Paddle-to-the-Sea
- First edition
- Author: Holling C. Holling
- Published: 1941
- Publisher: Houghton Mifflin

= Paddle-to-the-Sea =

Book by Holling C. Holling

Paddle-to-the-Sea is a 1941 children's book, written and illustrated by American author/artist Holling C. Holling and published by Houghton Mifflin. It was recognized as a Caldecott Honor Book in 1942.

The film Paddle to the Sea, based on this book but omitting many details, was produced by the National Film Board of Canada in 1966, directed by Bill Mason. It was nominated for an Oscar.

A water park based on the book was opened in 2016 in the town of Nipigon, where the fictional journey begins.

== Plot ==
At Lake Nipigon, Ontario, a First Nation boy carves a wooden model of an “Indian” in a canoe. On its side he roughly carves the words "Please put me back in the water. I am Paddle-to-the-Sea" and sets it free to travel the Great Lakes to the Atlantic Ocean. The story follows the progress of the little wooden canoe and paddler on their journey. It travels the Nipigon River wedged in a log of wood, and is rescued by a French-Canadian lumberjack just as it is going under the saw. He puts it back in the water. It is picked up several more times, but the inscription is always obeyed. At one point, a man finds the inscription very worn and adds a metal plate bearing similar words. As the canoe travels, those who send it on its way scratch their locations on the metal plate. It traverses all five Great Lakes (including going over Niagara Falls) and the St. Lawrence River. Finally after four years it arrives off Newfoundland at the Atlantic Ocean. There it is retrieved for the last time in the nets of a French trawler on the Grand Banks, and is taken to France.

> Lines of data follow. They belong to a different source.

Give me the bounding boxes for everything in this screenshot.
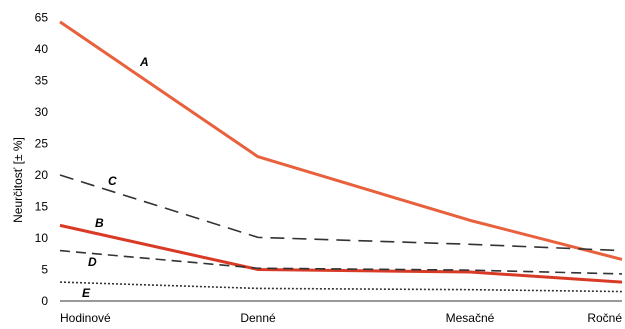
x-tick-label: Ročné	[587, 311, 622, 325]
x-tick-label: Mesačné	[446, 311, 495, 325]
series-labels: A B C D E	[82, 55, 149, 300]
series-line-a	[59, 20, 623, 261]
series-line-d	[59, 249, 623, 275]
y-tick-label: 65	[35, 11, 49, 25]
y-tick-label: 25	[35, 137, 49, 151]
y-axis-label: Neurčitosť [± %]	[11, 137, 25, 223]
series-label-d: D	[88, 255, 97, 269]
y-tick-label: 15	[35, 200, 49, 214]
series-lines	[59, 20, 623, 293]
y-tick-label: 40	[35, 42, 49, 56]
y-tick-label: 20	[35, 168, 49, 182]
y-tick-label: 0	[41, 294, 48, 308]
series-label-c: C	[108, 174, 117, 188]
y-tick-label: 5	[41, 263, 48, 277]
x-axis-ticks: Hodinové Denné Mesačné Ročné	[60, 311, 622, 325]
y-axis-ticks: 05101520253035406545	[35, 11, 49, 309]
series-line-c	[59, 174, 623, 252]
x-tick-label: Denné	[240, 311, 276, 325]
y-tick-label: 30	[35, 105, 49, 119]
series-line-e	[59, 281, 623, 293]
series-label-a: A	[139, 55, 149, 69]
y-tick-label: 10	[35, 231, 49, 245]
y-tick-label: 35	[35, 74, 49, 88]
x-tick-label: Hodinové	[60, 311, 111, 325]
series-label-b: B	[95, 216, 104, 230]
series-label-e: E	[82, 286, 91, 300]
series-line-b	[59, 223, 623, 284]
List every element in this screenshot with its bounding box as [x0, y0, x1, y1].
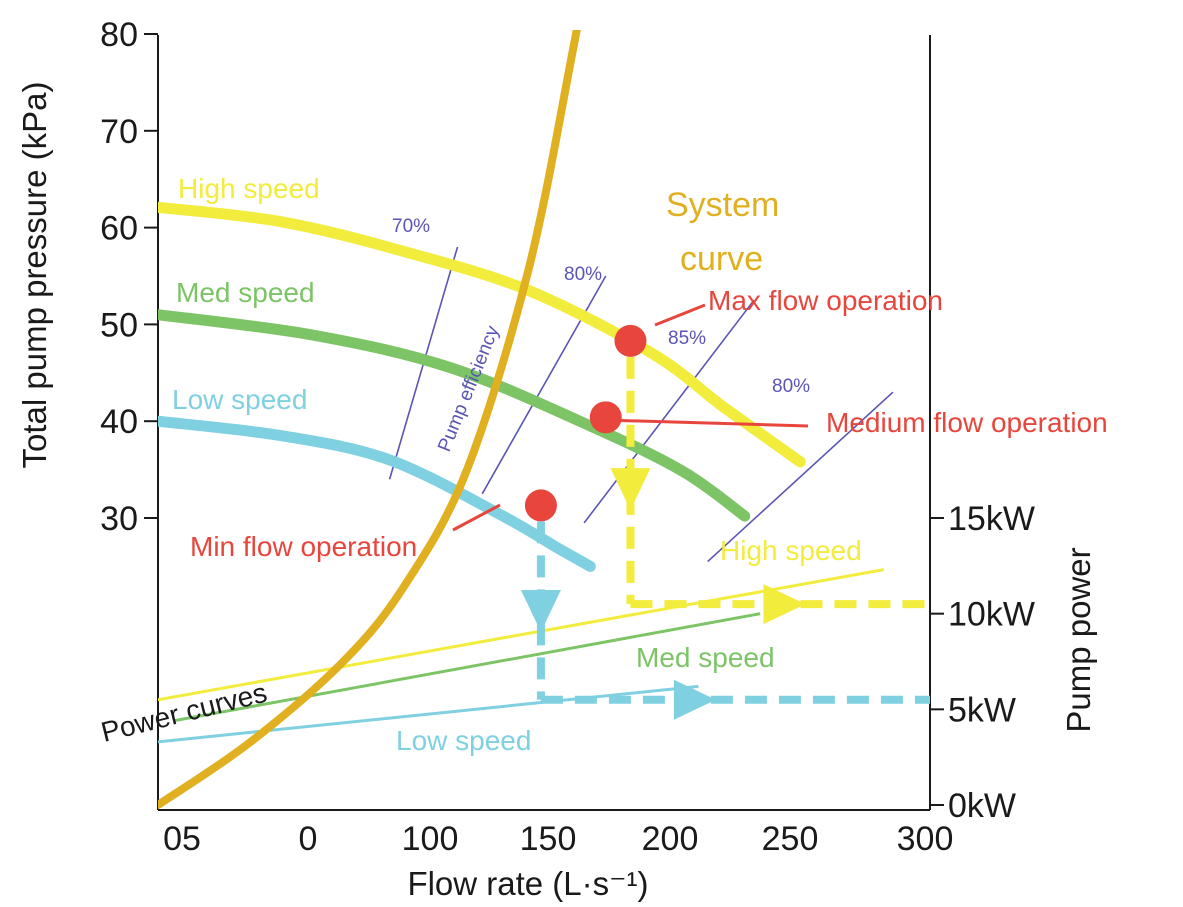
axes: 30 40 50 60 70 80 0kW 5kW 10kW 15kW 05 0 100 150 200 25… [16, 16, 1097, 902]
labels: Max flow operation Medium flow operation M… [98, 173, 1108, 756]
operation-leader-line [602, 418, 809, 428]
operation-leader-line [654, 303, 706, 327]
readout-arrow-down-high [610, 468, 651, 511]
power-curve-low [158, 684, 699, 744]
x-tick-label: 250 [762, 820, 819, 858]
operating-point [524, 489, 557, 522]
power-curve-high [158, 568, 884, 702]
y-tick-label: 80 [100, 16, 138, 54]
x-tick-label: 05 [163, 820, 201, 858]
efficiency-line [583, 299, 755, 524]
operation-label: Min flow operation [190, 531, 417, 562]
x-tick-label: 100 [402, 820, 459, 858]
system-curve-label: System [666, 186, 779, 224]
efficiency-label: 85% [668, 328, 706, 349]
system-curve-label: curve [680, 240, 763, 278]
x-tick-label: 150 [520, 820, 577, 858]
power-curve-label: Low speed [396, 725, 531, 756]
x-tick-label: 0 [299, 820, 318, 858]
operating-point [614, 324, 647, 357]
y-tick-label: 50 [100, 306, 138, 344]
y-tick-label: 40 [100, 403, 138, 441]
x-tick-label: 300 [897, 820, 954, 858]
efficiency-label: 80% [564, 264, 602, 285]
pump-curve-label: Low speed [172, 384, 307, 415]
power-curves-label: Power curves [98, 677, 270, 748]
readout-arrow-right-low [673, 679, 716, 720]
power-curve-label: Med speed [636, 642, 775, 673]
pump-curve-label: High speed [178, 173, 320, 204]
power-curve-label: High speed [720, 535, 862, 566]
pump-curve-low [158, 415, 596, 572]
readout-arrow-down-low [520, 589, 561, 632]
efficiency-label: 80% [772, 376, 810, 397]
y-tick-label: 60 [100, 210, 138, 248]
y2-tick-label: 15kW [948, 500, 1035, 538]
y2-axis-title: Pump power [1060, 547, 1097, 732]
efficiency-label: 70% [392, 216, 430, 237]
operation-label: Medium flow operation [826, 407, 1108, 438]
y2-tick-label: 5kW [948, 691, 1016, 729]
x-axis-title: Flow rate (L·s⁻¹) [407, 865, 648, 902]
pump-curve-label: Med speed [176, 277, 315, 308]
power-curve-med [173, 612, 761, 723]
y-tick-label: 70 [100, 113, 138, 151]
pump-curve-high [158, 201, 806, 468]
operation-leader-line [452, 503, 501, 532]
operating-point [589, 401, 622, 434]
operation-label: Max flow operation [708, 285, 943, 316]
readout-arrow-right-high [763, 584, 806, 625]
system-curve [158, 30, 581, 809]
y-tick-label: 30 [100, 500, 138, 538]
curves [158, 30, 894, 809]
y2-tick-label: 0kW [948, 787, 1016, 825]
x-tick-label: 200 [642, 820, 699, 858]
y-axis-title: Total pump pressure (kPa) [16, 82, 53, 469]
y2-tick-label: 10kW [948, 596, 1035, 634]
annotations [452, 303, 930, 720]
efficiency-line [707, 391, 894, 563]
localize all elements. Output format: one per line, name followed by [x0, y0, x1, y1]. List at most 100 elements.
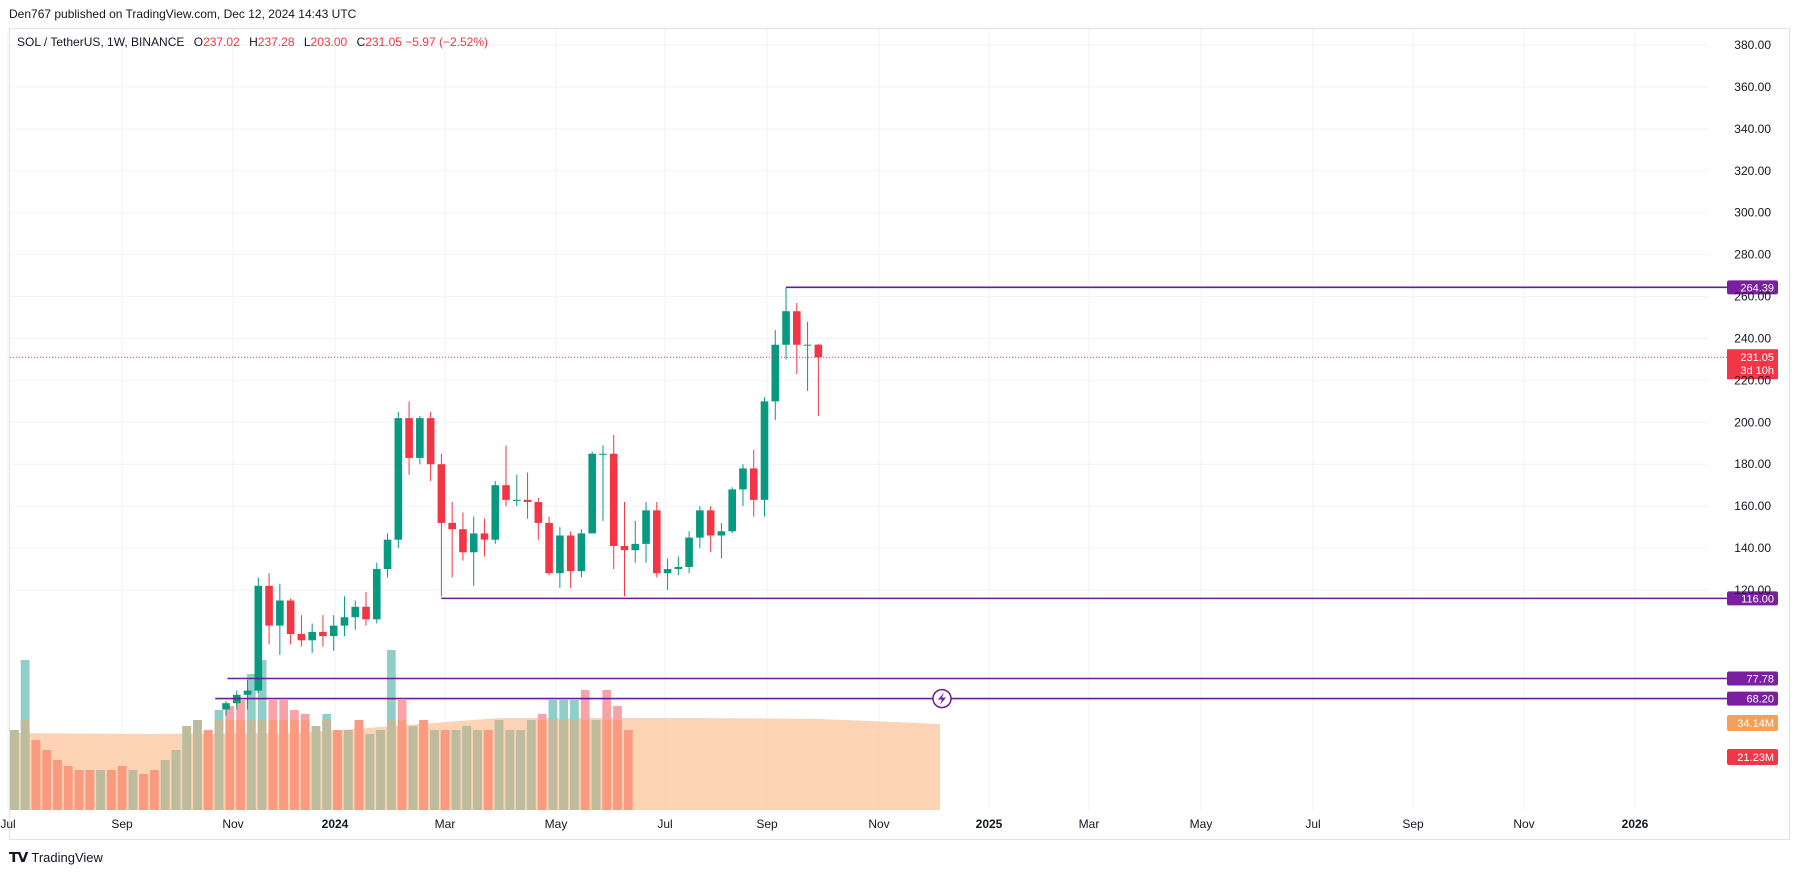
volume-bar-overlay: [193, 720, 202, 810]
time-tick-label: Nov: [1513, 817, 1534, 831]
candle-body: [642, 510, 650, 544]
time-tick-label: Mar: [1079, 817, 1100, 831]
volume-bar-overlay: [53, 760, 62, 810]
price-tick-label: 240.00: [1734, 331, 1771, 345]
volume-bar-overlay: [602, 720, 612, 810]
tradingview-brand: TradingView: [31, 850, 103, 865]
candle-body: [674, 566, 683, 570]
candle-body: [728, 489, 736, 532]
candle-body: [426, 418, 435, 465]
volume-bar-overlay: [31, 740, 41, 810]
time-tick-label: Sep: [756, 817, 778, 831]
price-tick-label: 360.00: [1734, 80, 1771, 94]
volume-bar-overlay: [290, 720, 299, 810]
time-tick-label: 2026: [1622, 817, 1649, 831]
time-axis: Jul Sep Nov 2024 Mar May Jul Sep Nov 2025 Mar May Ju…: [0, 817, 1648, 831]
volume-bar-overlay: [182, 726, 192, 810]
last-price-badge-bg: [1727, 349, 1778, 380]
tradingview-logo[interactable]: 𝗧𝗩 TradingView: [9, 849, 103, 866]
price-tick-label: 320.00: [1734, 164, 1771, 178]
time-tick-label: Nov: [222, 817, 243, 831]
volume-bar-overlay: [150, 770, 159, 810]
candle-body: [599, 453, 607, 455]
volume-bar-overlay: [160, 760, 170, 810]
price-tick-label: 220.00: [1734, 373, 1771, 387]
volume-value-badge: 21.23M: [1727, 749, 1778, 765]
candle-body: [416, 418, 424, 458]
last-price-countdown: 3d 10h: [1740, 365, 1774, 377]
time-tick-label: Sep: [111, 817, 133, 831]
candle-body: [276, 600, 284, 626]
volume-bar-overlay: [570, 720, 579, 810]
time-tick-label: Nov: [868, 817, 889, 831]
price-tick-label: 300.00: [1734, 206, 1771, 220]
candle-body: [717, 531, 726, 536]
volume-bar-overlay: [42, 750, 52, 810]
volume-bar-overlay: [106, 770, 116, 810]
candle-body: [663, 569, 672, 574]
volume-bar-overlay: [96, 770, 105, 810]
alert-icon-bolt: [938, 692, 946, 705]
legend-open-value: 237.02: [203, 35, 240, 49]
legend-high-label: H: [249, 35, 258, 49]
candle-body: [685, 537, 693, 567]
candle-body: [523, 499, 532, 502]
legend-high-value: 237.28: [257, 35, 295, 49]
price-tick-label: 340.00: [1734, 122, 1771, 136]
candle-body: [803, 344, 812, 346]
volume-value-badge: 34.14M: [1727, 715, 1778, 731]
symbol-legend: SOL / TetherUS, 1W, BINANCE O237.02 H237…: [17, 35, 488, 49]
time-tick-label: Jul: [0, 817, 15, 831]
volume-bar-overlay: [419, 720, 429, 810]
price-level-badge-text: 116.00: [1741, 593, 1774, 605]
time-tick-label: 2025: [976, 817, 1003, 831]
candle-body: [394, 418, 403, 540]
price-tick-label: 140.00: [1734, 541, 1771, 555]
candle-body: [512, 499, 521, 501]
price-tick-label: 180.00: [1734, 457, 1771, 471]
published-caption: Den767 published on TradingView.com, Dec…: [9, 7, 357, 21]
volume-bar-overlay: [117, 766, 127, 810]
price-tick-label: 160.00: [1734, 499, 1771, 513]
volume-bar-overlay: [516, 730, 525, 810]
volume-bar-overlay: [85, 770, 95, 810]
candle-body: [502, 485, 510, 500]
candle-body: [362, 606, 370, 620]
last-price-value: 231.05: [1740, 352, 1774, 364]
volume-bars: [10, 650, 633, 810]
legend-symbol: SOL / TetherUS, 1W, BINANCE: [17, 35, 185, 49]
chart-frame[interactable]: [9, 28, 1790, 840]
candle-body: [545, 522, 553, 574]
volume-bar-overlay: [494, 720, 504, 810]
time-tick-label: Jul: [1305, 817, 1320, 831]
price-level-badge: 68.20: [1727, 691, 1778, 706]
time-tick-label: Sep: [1402, 817, 1424, 831]
price-tick-label: 120.00: [1734, 583, 1771, 597]
volume-bar-overlay: [300, 720, 310, 810]
price-level-badge-bg: [1727, 671, 1778, 686]
candle-body: [760, 401, 769, 500]
candle-body: [609, 453, 618, 546]
price-level-badge: 116.00: [1727, 591, 1778, 606]
price-tick-label: 200.00: [1734, 415, 1771, 429]
volume-bar-overlay: [214, 720, 224, 810]
candle-body: [782, 311, 790, 345]
volume-bar-overlay: [268, 720, 278, 810]
candle-body: [696, 510, 704, 538]
candle-body: [297, 634, 306, 641]
volume-bar-overlay: [537, 720, 547, 810]
candle-body: [286, 600, 295, 635]
volume-bar-overlay: [365, 734, 375, 810]
price-level-badge-text: 68.20: [1746, 694, 1774, 706]
price-tick-label: 380.00: [1734, 38, 1771, 52]
candle-body: [405, 418, 413, 458]
candle-body: [265, 585, 273, 626]
volume-bar-overlay: [225, 720, 235, 810]
candle-body: [340, 617, 349, 626]
price-axis: 380.00 360.00 340.00 320.00 300.00 280.00 260.…: [1734, 38, 1771, 597]
price-level-badge-text: 77.78: [1746, 673, 1774, 685]
candle-body: [771, 344, 780, 402]
candle-body: [459, 529, 467, 553]
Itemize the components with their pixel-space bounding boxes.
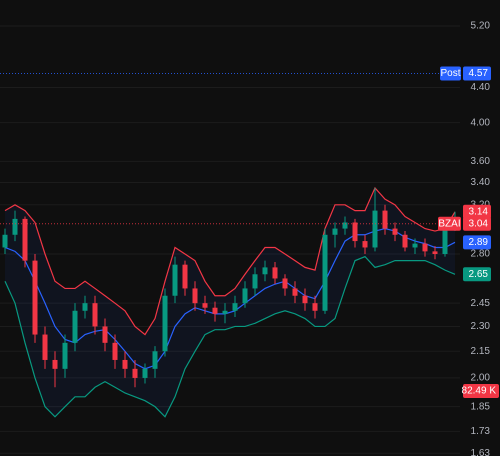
volume-value: 82.49 K: [462, 386, 497, 397]
candle-body: [122, 359, 128, 369]
candle-body: [442, 223, 448, 254]
candle-body: [172, 264, 178, 296]
candle-body: [52, 359, 58, 369]
y-tick-label: 2.80: [471, 249, 491, 260]
candle-body: [212, 307, 218, 314]
candle-body: [282, 278, 288, 289]
candle-body: [232, 303, 238, 311]
upper-band-value-bg: [463, 204, 491, 219]
candle-body: [112, 342, 118, 360]
price-value-bg: [463, 216, 491, 231]
candle-body: [342, 222, 348, 229]
candle-body: [322, 234, 328, 311]
middle-band-value-bg: [463, 235, 491, 250]
candle-body: [192, 288, 198, 304]
y-tick-label: 1.73: [471, 426, 491, 437]
candle-body: [312, 303, 318, 311]
y-tick-label: 2.45: [471, 298, 491, 309]
candle-body: [402, 234, 408, 248]
volume-value-bg: [463, 384, 499, 398]
candle-body: [292, 288, 298, 296]
candle-body: [252, 274, 258, 289]
lower-band-value-bg: [463, 267, 491, 282]
candle-body: [42, 334, 48, 360]
y-tick-label: 3.60: [471, 156, 491, 167]
band-line: [4, 255, 456, 418]
symbol-label: BZAI: [438, 218, 460, 229]
candle-body: [152, 351, 158, 369]
y-tick-label: 2.00: [471, 373, 491, 384]
y-tick-label: 1.63: [471, 448, 491, 456]
candle-body: [352, 222, 358, 242]
middle-band-value: 2.89: [469, 237, 489, 248]
candle-body: [302, 295, 308, 304]
lower-band-value: 2.65: [469, 269, 489, 280]
candle-body: [92, 303, 98, 327]
candle-body: [392, 228, 398, 235]
y-tick-label: 1.85: [471, 401, 491, 412]
candle-body: [222, 310, 228, 314]
candle-body: [332, 228, 338, 235]
candle-body: [412, 243, 418, 248]
candle-body: [162, 295, 168, 352]
y-tick-label: 4.40: [471, 82, 491, 93]
candle-body: [362, 241, 368, 248]
band-line: [4, 227, 456, 370]
post-label: Post: [440, 68, 460, 79]
candle-body: [422, 243, 428, 252]
candle-body: [202, 303, 208, 308]
candle-body: [102, 326, 108, 343]
y-tick-label: 2.15: [471, 346, 491, 357]
y-tick-label: 5.20: [471, 21, 491, 32]
candle-body: [182, 264, 188, 289]
candle-body: [2, 234, 8, 248]
candle-body: [262, 267, 268, 275]
candle-body: [82, 303, 88, 311]
post-value: 4.57: [469, 68, 489, 79]
candle-body: [62, 342, 68, 369]
candle-body: [372, 210, 378, 248]
candle-body: [132, 368, 138, 378]
candle-body: [432, 251, 438, 254]
candle-body: [22, 218, 28, 261]
candle-body: [32, 260, 38, 335]
price-value: 3.04: [469, 218, 489, 229]
upper-band-value: 3.14: [469, 206, 489, 217]
symbol-label-bg: [438, 216, 461, 231]
y-tick-label: 2.30: [471, 321, 491, 332]
y-tick-label: 4.00: [471, 117, 491, 128]
candle-body: [242, 288, 248, 304]
candle-body: [272, 267, 278, 279]
candle-body: [142, 368, 148, 378]
post-label-bg: [440, 66, 461, 81]
post-value-bg: [463, 66, 491, 81]
band-line: [4, 186, 456, 336]
candle-body: [12, 218, 18, 235]
candle-body: [72, 310, 78, 343]
candle-body: [382, 210, 388, 229]
y-tick-label: 3.40: [471, 177, 491, 188]
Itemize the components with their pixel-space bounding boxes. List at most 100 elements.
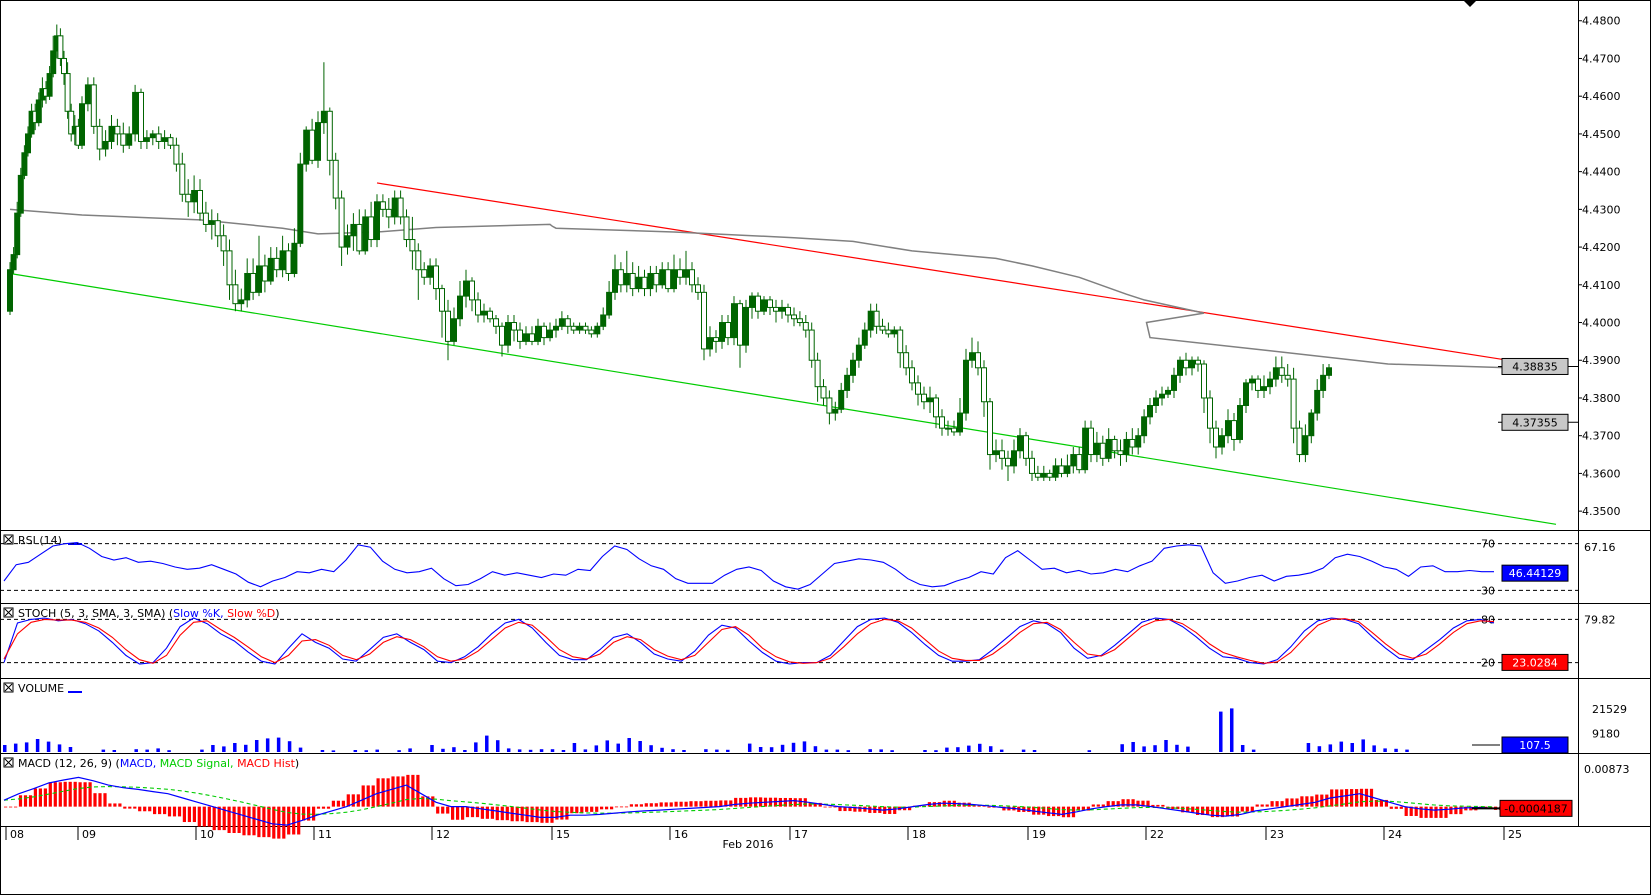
macd-hist-bar xyxy=(1459,806,1463,815)
candle xyxy=(409,216,416,270)
candle xyxy=(755,292,761,319)
macd-hist-bar xyxy=(277,806,281,839)
macd-hist-bar xyxy=(1196,806,1200,815)
candle xyxy=(415,243,422,300)
macd-hist-bar xyxy=(495,806,499,821)
candle xyxy=(368,201,375,248)
candle xyxy=(1225,409,1231,444)
macd-hist-bar xyxy=(684,801,688,807)
volume-bar xyxy=(605,740,610,752)
macd-hist-bar xyxy=(908,806,912,811)
candle xyxy=(1267,371,1273,395)
macd-hist-bar xyxy=(222,806,226,831)
candle xyxy=(785,303,791,323)
candle xyxy=(108,115,115,150)
candle xyxy=(612,254,618,300)
macd-hist-bar xyxy=(893,806,897,814)
macd-hist-bar xyxy=(937,802,941,807)
macd-hist-bar xyxy=(1389,806,1393,809)
x-tick-label: 22 xyxy=(1150,828,1164,841)
macd-hist-bar xyxy=(585,806,589,812)
candle xyxy=(173,137,180,172)
macd-hist-bar xyxy=(1126,799,1130,807)
macd-hist-bar xyxy=(401,776,405,807)
macd-hist-bar xyxy=(1121,799,1125,807)
volume-bar xyxy=(649,745,653,752)
rsi-current-value: 46.44129 xyxy=(1509,567,1562,580)
volume-bar xyxy=(572,743,577,752)
candle xyxy=(25,126,31,157)
candle xyxy=(921,386,927,410)
volume-bar xyxy=(1240,745,1245,752)
candle xyxy=(149,130,156,146)
stoch-d-line xyxy=(3,618,1495,664)
candle xyxy=(731,296,737,346)
x-tick-label: 15 xyxy=(556,828,570,841)
candle xyxy=(403,209,410,248)
macd-hist-bar xyxy=(421,796,425,807)
candle xyxy=(391,190,398,225)
volume-bar xyxy=(1306,743,1311,752)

Its long journey is written up in a French newspaper. A copy arrives at the sawmill on the Nipigon River, sent from France by the cousin of the lumberjack. By chance, the original maker, now a grown man, is working there as a local guide and he also sees the newspaper. He recognizes his handiwork, but does not draw attention to it, and the book ends with his words of pride, spoken only to himself.

Each movement of the canoe is celebrated by a short chapter, suitable for reading aloud to a child and decorated with black-and-white sketches and at least one full-page watercolor, all by the author. The sketches accompany the larger story and tell smaller narrative stories of their own: for example, one sketch demonstrates how a sawmill works by visually outlining the progress of a log of timber towards a mechanical saw.